Durante este tiempo y gracias a varios vacios legales, Javi Gómez Noya participa en diversas pruebas, entre ellas los campeonatos de España de duatlón y triatlón en categorías junior y sub-23, donde gana, y también el Europeo junior de duatlón. También logró asistir en el año 2000 al campeonato de Europa de triatlón juvenil por equipos en Hungría. En noviembre de 2003 recupera su licencia internacional gracias a la intervención de un prestigioso médico británico. A pesar de no tener la forma idónea y con tan solo tres semanas de entrenamiento, Gómez Noya acude a Nueva Zelanda para disputar el mundial sub-23 de triatlón, donde vence. Este es el verdadero punto de inflexión en su carrera, ya que gracias a este resultado, y con la libertad para competir a nivel internacional, se propone un objetivo: acudir a los Juegos Olímpicos de Atenas.

En este período pre-olímpico obtuvo resultados meritorios, como una cuarta plaza en la Copa del Mundo y dos octavos puestos en su debut en el campeonato de Europa y Mundial de categoría senior. A pesar de ello, el director técnico de la FETRI lo dejaría fuera de Atenas. Este hecho no hace más que motivar a Gómez Noya, pero el CSD vuelve a retirarle la licencia en 2005. Sin embargo, al ferrolano le surge la oportunidad de disputar la prestigiosa France IronTour, un competición privada que se disputa en Francia. Aquí el gallego hace historia ganando la competición imponiéndose en todas y cada una de las seis etapas que componían el grueso de la prueba.

Al comienzo de 2006 y después de luchar mucho, el CSD le devuelve la licencia a Gómez Noya, que comienza una vertiginosa carrera internacional. En este mismo año logra vencer en tres pruebas de la Copa del Mundo, a los que une dos segundos puestos y un tercero, siendo el primer español en ganar esta competición. En 2007 gana el Campeonato de Europa, cuatro pruebas de la Copa del Mundo y suma otros tres podios, reeditando este título y finaliza el año como líder del ranking mundial y del ranking olímpico. Además, para completar un fenomenal 2007, se corona subcampeón del mundo.

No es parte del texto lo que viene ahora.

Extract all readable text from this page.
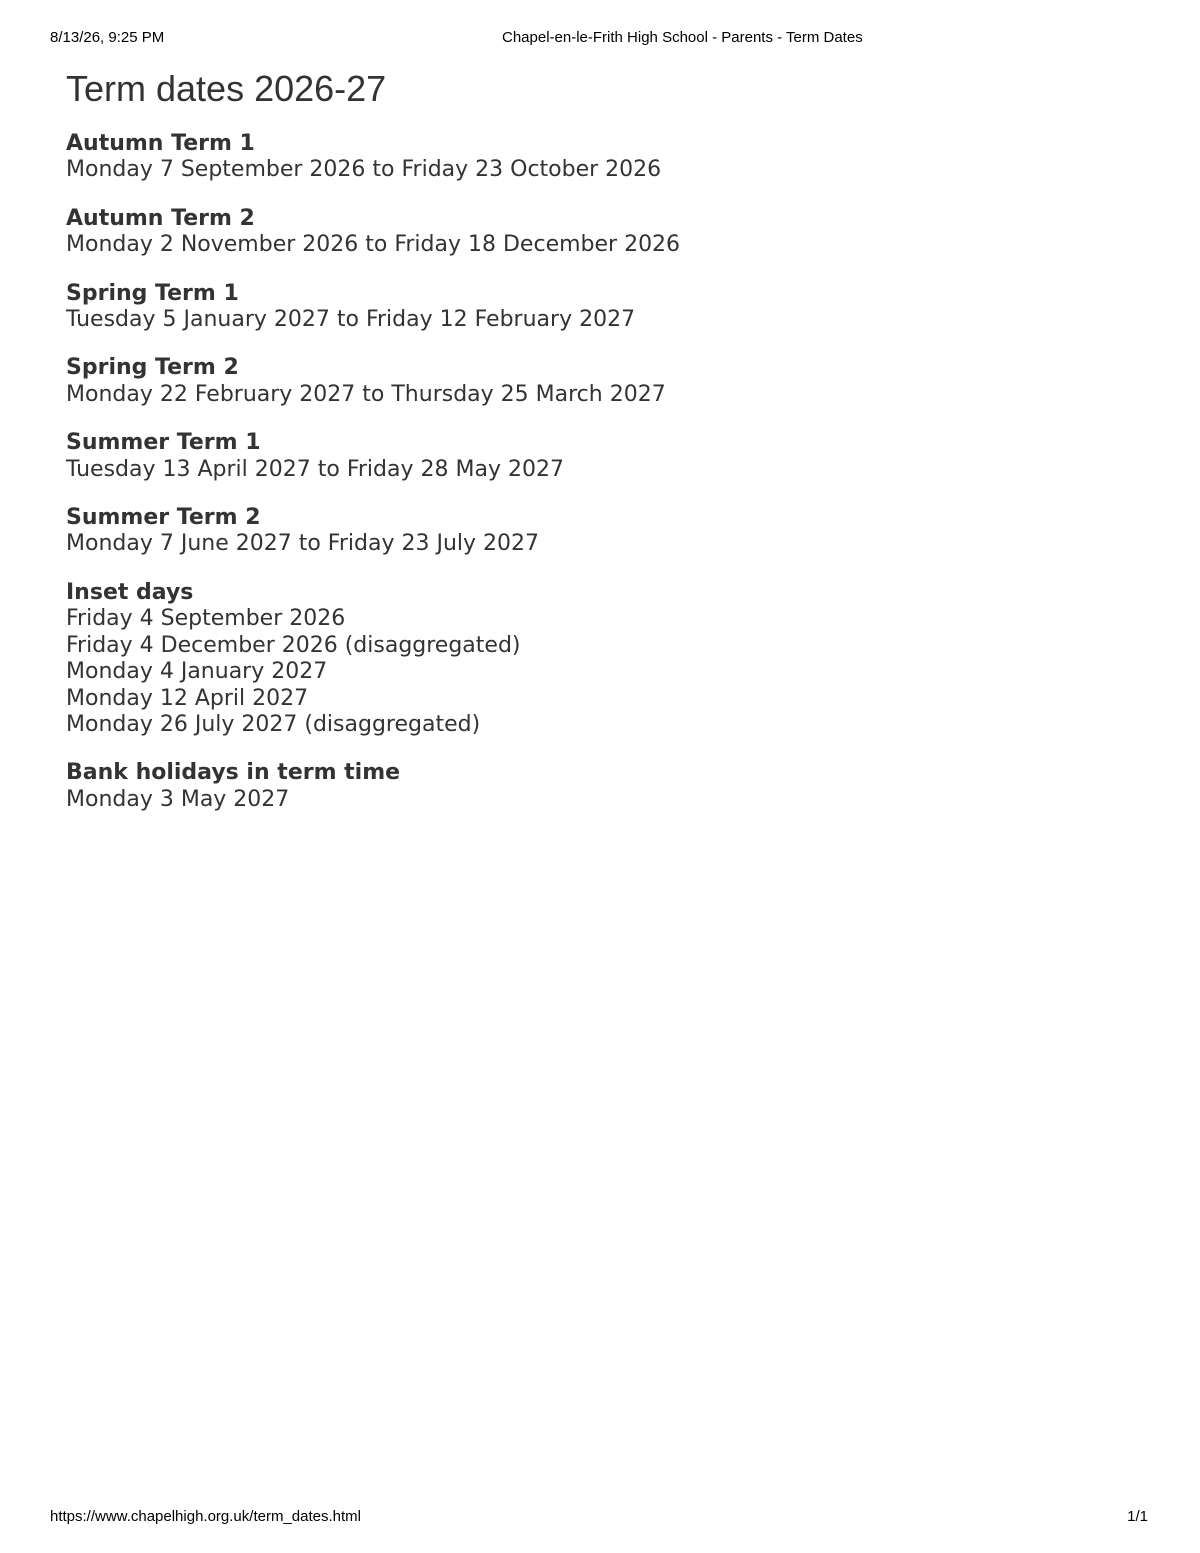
8/13/26, 9:25 PM	Chapel-en-le-Frith High School - Parents - Term Dates
Term dates 2026-27
Autumn Term 1
Monday 7 September 2026 to Friday 23 October 2026
Autumn Term 2
Monday 2 November 2026 to Friday 18 December 2026
Spring Term 1
Tuesday 5 January 2027 to Friday 12 February 2027
Spring Term 2
Monday 22 February 2027 to Thursday 25 March 2027
Summer Term 1
Tuesday 13 April 2027 to Friday 28 May 2027
Summer Term 2
Monday 7 June 2027 to Friday 23 July 2027
Inset days
Friday 4 September 2026
Friday 4 December 2026 (disaggregated)
Monday 4 January 2027
Monday 12 April 2027
Monday 26 July 2027 (disaggregated)
Bank holidays in term time
Monday 3 May 2027
https://www.chapelhigh.org.uk/term_dates.html	1/1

En 2008 se marca dos objetivos: el Campeonato del Mundo y los Juegos Olímpicos de Pekín. El primero de sus dos retos lo logra, y se corona como campeón del mundo de triatlón en Vancouver. En Pekín la sensaciones que recuerda Gómez Noya son agridulces. Fue su debut como olímpico, pero se quedó a las puertas de la medalla, en cuarta posición, pese a no haber llegado en sus mejores condiciones físicas.

En 2009 el gallego cambia de entrenador y comienza una nueva etapa junto a Omar González, su entrenador en la actualidad. El inicio de año fue complicado debido a una lesión que le mantiene alejado de la competición durante seis meses y no logra su plenitud física hasta mitad de temporada. Aun así, Gómez Noya logra proclamarse campeón de Europa y consigue cuatro podios en la Copa del Mundo. El año finaliza para el ferrolano con un subcampeonato del mundo y con el liderato del ránking mundial.

El año 2010 no comienza mejor para el triatleta español. Una nueva lesión marca su inicio de temporada pero, pese a ello, logra el subcampeonato de Europa, vence en dos pruebas de la Copa del Mundo. Estos resultados los completa con dos segundos puestos y un tercero en las series mundiales y acaba proclamándose Campeón del Mundo por segunda vez en su carrera.

Gómez Noya seguía progresando día a día en busca de llegar a los Juegos Olímpicos de Londres en el mejor estado de forma posible. El año 2011 no fue muy positivo y solo logró una victoria en la Series Mundiales. A pesar de todo, llegó el año 2012 y llegaron los Juegos Olímpicos de Londres. La carrera se disputaba en territorio enemigo, ya que sus dos máximos rivales, los hermanos Brownlee, son británicos. Pese a ello, Gómez Noya logró el objetivo que le quedaba por tachar en su lista, una medalla olímpica, en este caso de plata, superado por Alistair Brownlee.

Pese a todos los problemas durante el inicio de su carrera, con la polémica de la licencia, Gómez Noya ha seguido peleando por seguir compitiendo al máximo nivel. No solo lo logró, sino que una vez alcanzada la élite del triatlón mundial se ha convertido en un referente mundial en este deporte. El mejor triatleta español de la historia y, como se señaló al inicio, tal vez el mejor triatleta de la actualidad, se merece un hueco en Héroes Nacionales.